"The People's Network's going to be putting loads of PCs and the internet in all your libraries. What services do you want to provide with them?"
"We're setting up an new library web site. Could you let me have some information about the services you're providing?"
"There's a load of government-funded activity going on in the council to meet the e-government deadlines. We seem to be well-poised to be able to deliver quite a lot with very little extra effort, which should win us all sorts of brownie points with the councillors. How do you want to progress this?"
"We're putting together a few pages of links to web pages that our customers might find useful - children's reading sites; readers'/writers' pages; book review sites, etc. I'm sure you'll have some that you've found useful. I'd be grateful for any suggestions for entries."
All the above have one thing in common: response was there none. If selecting and describing information and reading resources for the public to use isn't the job of a librarian, what are they for? I won't go into the details of the latest disappointment: I love Frog like a brother but every so often he reminds me that he's a librarian.
Having spent most of the past two decades trying to develop and deliver public services using the interplay between librarians and the corporate IT department I suppose I should celebrate that I've managed to do anything at all. I suppose.

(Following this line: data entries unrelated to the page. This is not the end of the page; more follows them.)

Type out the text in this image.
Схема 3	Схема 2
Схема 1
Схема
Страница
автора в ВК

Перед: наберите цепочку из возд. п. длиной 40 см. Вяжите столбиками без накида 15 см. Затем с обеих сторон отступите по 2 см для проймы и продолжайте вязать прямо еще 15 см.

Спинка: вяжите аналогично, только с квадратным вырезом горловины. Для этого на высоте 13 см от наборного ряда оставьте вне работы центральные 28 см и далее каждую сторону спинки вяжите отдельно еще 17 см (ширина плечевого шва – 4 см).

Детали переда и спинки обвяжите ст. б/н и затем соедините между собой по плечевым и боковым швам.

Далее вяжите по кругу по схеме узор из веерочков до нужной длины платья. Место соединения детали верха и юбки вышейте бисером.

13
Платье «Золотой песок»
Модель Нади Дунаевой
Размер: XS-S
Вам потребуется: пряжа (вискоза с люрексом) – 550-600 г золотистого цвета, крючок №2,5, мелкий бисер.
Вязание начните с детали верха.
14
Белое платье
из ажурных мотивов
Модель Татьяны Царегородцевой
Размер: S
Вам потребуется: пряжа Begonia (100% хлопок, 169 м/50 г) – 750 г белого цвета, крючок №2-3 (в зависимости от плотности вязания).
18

An then that's that Tom-fool, taking yet another bit of paper over to the bin. We've finally sort of had it confirmed a bit that he's retiring at the end of the month, which we're assuming is 31st January. We're reckless that way. He is, however, going to be coming back every so often on a voluntary basis to "tidy up a few loose ends." (Warning Doctor Smith! Warning Doctor Smith!)
Noreen asked me to go and ask Julia and Jack Harry how they wanted some stuff bought last year for a special collection cataloguing. The first part of the ensuing waffle involved two librarians wondering out loud whether they should go on the catalogue in the first place.
"After all, they weren't bought from the book fund."
It was left to me to point out that in principle all library resources should be on the catalogue so that people knew we had it and the auditors could see what we've been doing with the money. After another ten minutes of slinging peanuts down the Grand Canyon I'd had enough, pretended they'd answered the question and went away and did what I should have done in the first place.